To compile a program with the ILAsm on a computer running Windows, simply execute this command in the Command Prompt:
ilasm filename.il /exe
This will, literally, compile the filename referenced into a .exe file. You can change it to become a DLL, for example, by changing the last attribute to dll instead of exe.
Be aware that you will have to give the full reference of the filename while running in the Folder that contains ILAsm.exe, or may need to copy the ILAsm to the same folder as the IL file, and run the command in that folder. If you intend to use the ILAsm on a regular or professional basis you may want to add the ILAsm folder to one of the recognised paths in the DOS prompt. This can be done through the control panel.
The ILAsm.exe is also distributed with Mono for Linux or Mac computers.
Native image generator compilation
The native image generator (NGEN) produces a native binary image for the current environment (i.e; operating systems). This eliminates the JIT overhead at the expense of portability; whenever an NGEN-generated image is run in an incompatible environment, .NET framework automatically reverts to using JIT. Once NGEN is run against an assembly, the resulting native image is placed into the Native Image Cache for use by all other .NET assemblies. This makes it possible, for example, to use NGEN to process .NET assemblies at installation time, saving processor time later on, when the end-user invokes the application on their system.
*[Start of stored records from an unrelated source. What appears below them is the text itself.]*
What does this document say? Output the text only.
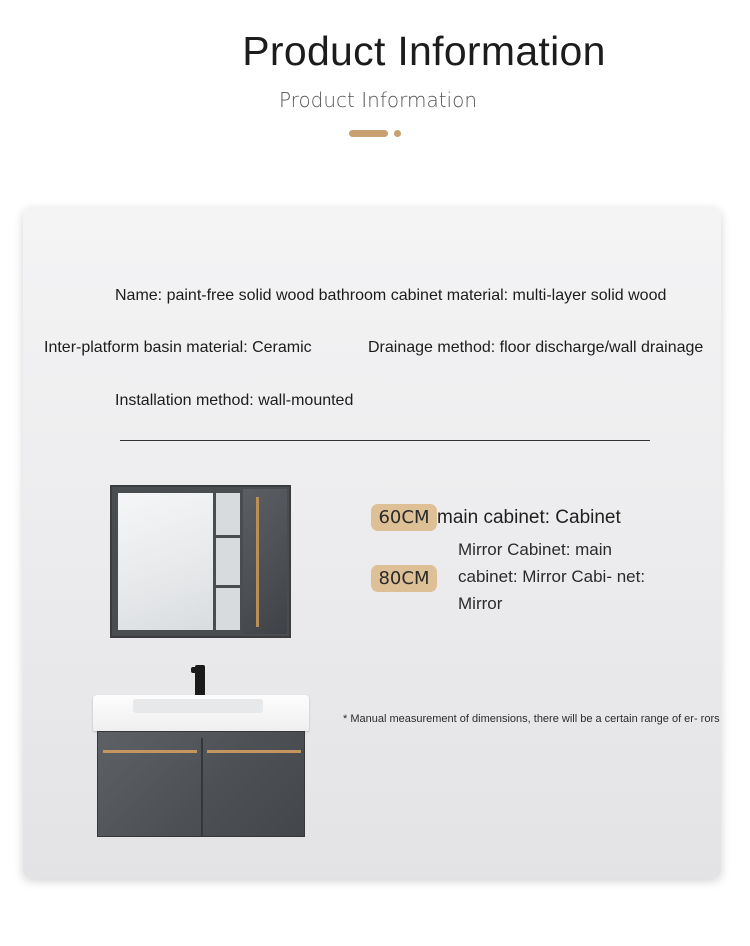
Product Information
Product Information
Name: paint-free solid wood bathroom cabinet material: multi-layer solid wood
Inter-platform basin material: Ceramic	Drainage method: floor discharge/wall drainage
Installation method: wall-mounted
60CM main cabinet: Cabinet
80CM
Mirror Cabinet: main cabinet: Mirror Cabi- net: Mirror
* Manual measurement of dimensions, there will be a certain range of er- rors
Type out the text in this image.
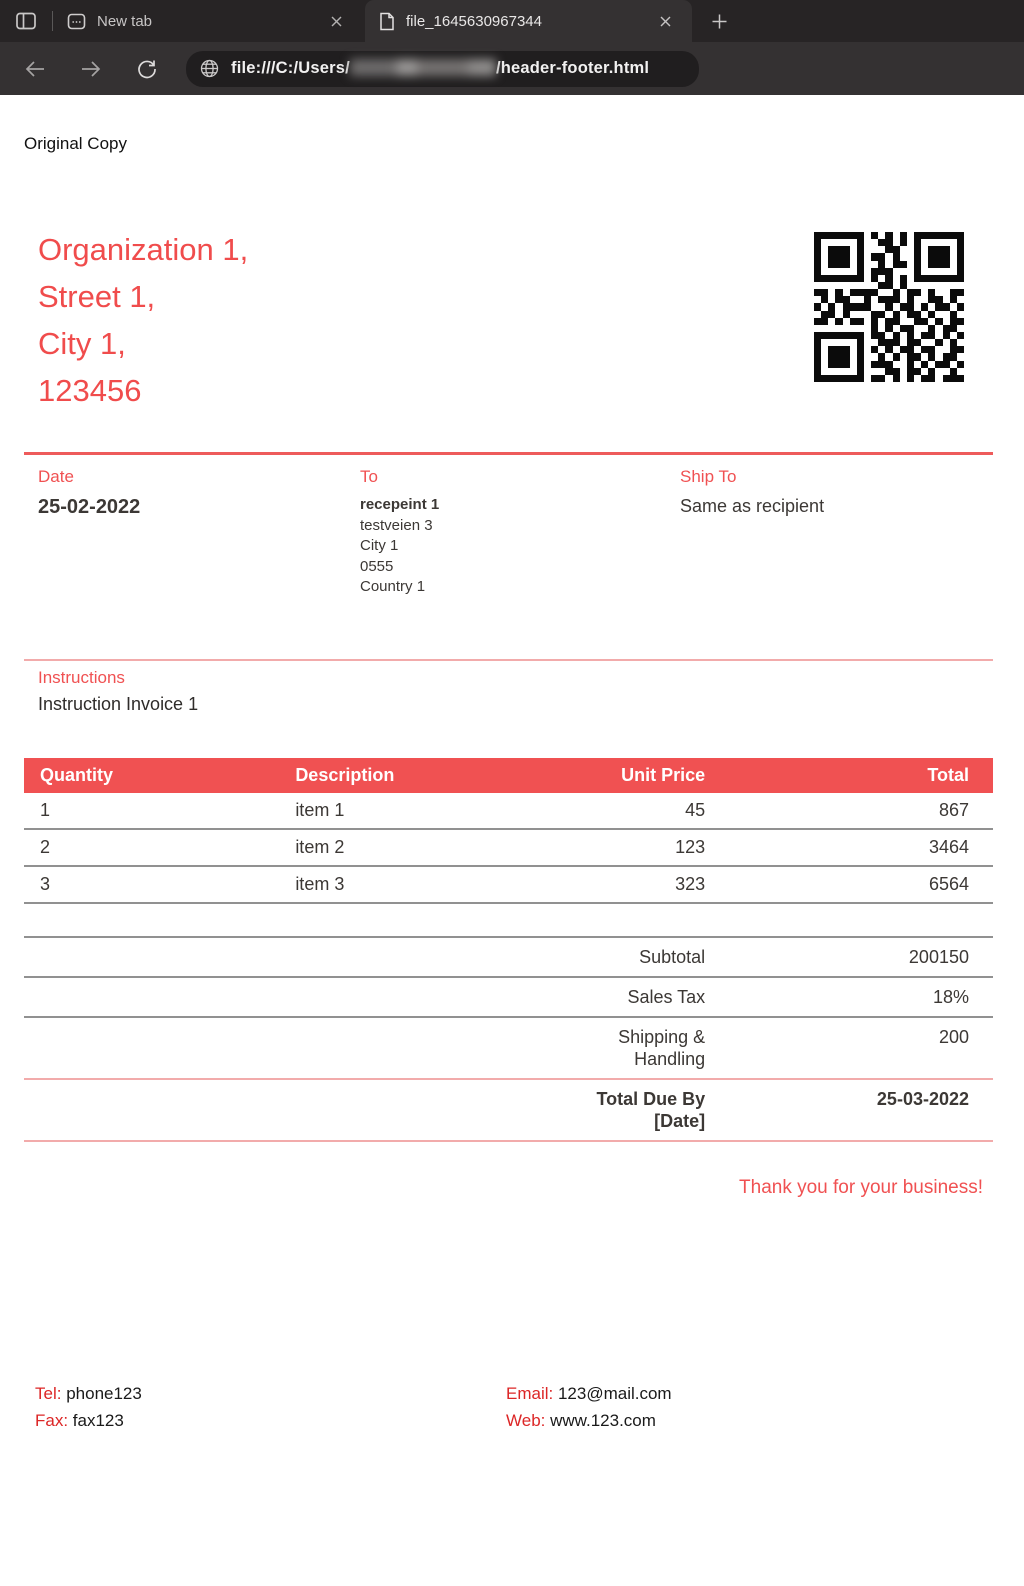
New tab	file_1645630967344
file:///C:/Users/	/header-footer.html
Original Copy
Organization 1,
Street 1,
City 1,
123456
Date
25-02-2022
To
recepeint 1
testveien 3
City 1
0555
Country 1
Ship To
Same as recipient
Instructions
Instruction Invoice 1
Quantity	Description	Unit Price	Total
1	item 1	45	867
2	item 2	123	3464
3	item 3	323	6564

		Subtotal	200150
		Sales Tax	18%
		Shipping & Handling	200
		Total Due By [Date]	25-03-2022
Thank you for your business!
Tel: phone123
Fax: fax123
Email: 123@mail.com
Web: www.123.com
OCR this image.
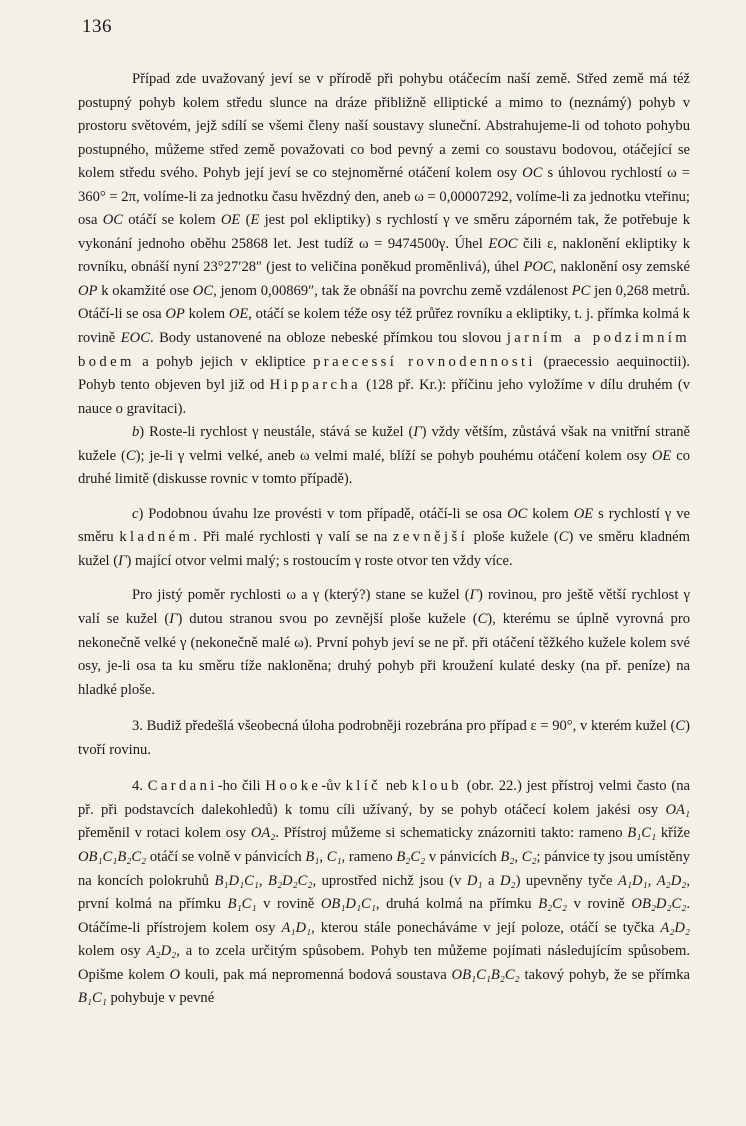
136

Případ zde uvažovaný jeví se v přírodě při pohybu otáčecím naší země. Střed země má též postupný pohyb kolem středu slunce na dráze přibližně elliptické a mimo to (neznámý) pohyb v prostoru světovém, jejž sdílí se všemi členy naší soustavy sluneční. Abstrahujeme-li od tohoto pohybu postupného, můžeme střed země považovati co bod pevný a zemi co soustavu bodovou, otáčející se kolem středu svého. Pohyb její jeví se co stejnoměrné otáčení kolem osy OC s úhlovou rychlostí ω = 360° = 2π, volíme-li za jednotku času hvězdný den, aneb ω = 0,00007292, volíme-li za jednotku vteřinu; osa OC otáčí se kolem OE (E jest pol ekliptiky) s rychlostí γ ve směru záporném tak, že potřebuje k vykonání jednoho oběhu 25868 let. Jest tudíž ω = 9474500γ. Úhel EOC čili ε, naklonění ekliptiky k rovníku, obnáší nyní 23°27′28″ (jest to veličina poněkud proměnlivá), úhel POC, naklonění osy zemské OP k okamžité ose OC, jenom 0,00869″, tak že obnáší na povrchu země vzdálenost PC jen 0,268 metrů. Otáčí-li se osa OP kolem OE, otáčí se kolem téže osy též průřez rovníku a ekliptiky, t. j. přímka kolmá k rovině EOC. Body ustanovené na obloze nebeské přímkou tou slovou jarním a podzimním bodem a pohyb jejich v ekliptice praecessí rovnodennosti (praecessio aequinoctii). Pohyb tento objeven byl již od Hipparcha (128 př. Kr.): příčinu jeho vyložíme v dílu druhém (v nauce o gravitaci).

b) Roste-li rychlost γ neustále, stává se kužel (Γ) vždy větším, zůstává však na vnitřní straně kužele (C); je-li γ velmi velké, aneb ω velmi malé, blíží se pohyb pouhému otáčení kolem osy OE co druhé limitě (diskusse rovnic v tomto případě).

c) Podobnou úvahu lze provésti v tom případě, otáčí-li se osa OC kolem OE s rychlostí γ ve směru kladném. Při malé rychlosti γ valí se na zevnější ploše kužele (C) ve směru kladném kužel (Γ) mající otvor velmi malý; s rostoucím γ roste otvor ten vždy více.

Pro jistý poměr rychlosti ω a γ (který?) stane se kužel (Γ) rovinou, pro ještě větší rychlost γ valí se kužel (Γ) dutou stranou svou po zevnější ploše kužele (C), kterému se úplně vyrovná pro nekonečně velké γ (nekonečně malé ω). První pohyb jeví se ne př. při otáčení těžkého kužele kolem své osy, je-li osa ta ku směru tíže nakloněna; druhý pohyb při kroužení kulaté desky (na př. peníze) na hladké ploše.

3. Budiž předešlá všeobecná úloha podrobněji rozebrána pro případ ε = 90°, v kterém kužel (C) tvoří rovinu.

4. Cardani-ho čili Hooke-ův klíč neb kloub (obr. 22.) jest přístroj velmi často (na př. při podstavcích dalekohledů) k tomu cíli užívaný, by se pohyb otáčecí kolem jakési osy OA₁ přeměnil v rotaci kolem osy OA₂. Přístroj můžeme si schematicky znázorniti takto: rameno B₁C₁ kříže OB₁C₁B₂C₂ otáčí se volně v pánvicích B₁, C₁, rameno B₂C₂ v pánvicích B₂, C₂; pánvice ty jsou umístěny na koncích polokruhů B₁D₁C₁, B₂D₂C₂, uprostřed nichž jsou (v D₁ a D₂) upevněny tyče A₁D₁, A₂D₂, první kolmá na přímku B₁C₁ v rovině OB₁D₁C₁, druhá kolmá na přímku B₂C₂ v rovině OB₂D₂C₂. Otáčíme-li přístrojem kolem osy A₁D₁, kterou stále ponecháváme v její poloze, otáčí se tyčka A₂D₂ kolem osy A₂D₂, a to zcela určitým spůsobem. Pohyb ten můžeme pojímati následujícím spůsobem. Opišme kolem O kouli, pak má nepromenná bodová soustava OB₁C₁B₂C₂ takový pohyb, že se přímka B₁C₁ pohybuje v pevné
NGEN is intended to make the assembly execute faster by removing the JIT compilation process at runtime, but this does not always improve performance because some optimizations can be done only by a JIT compiler (e.g., if the JIT compiler knows that the code is already running with full trust, it can skip certain expensive security checks). Because of this fact, it makes sense to use NGEN only after benchmarking the application performance before and after it.
Metadata
.NET records information about compiled classes as Metadata. Like the type library in the Component Object Model, this enables applications to support and discover the interfaces, classes, types, methods, and fields in the assembly. The process of reading such metadata is called reflection.
Executing CIL
- Source code is converted to Common Intermediate Language, .NET’s equivalent to Assembly language for a CPU.
- CIL is then assembled into bytecode and a .NET assembly is created.
- Upon execution of a .NET assembly, its bytecode is passed through the Common Language Runtime's JIT compiler to generate native code. (NGEN compilation eliminates this step at run time.)
- The native code is executed by the computer's processor.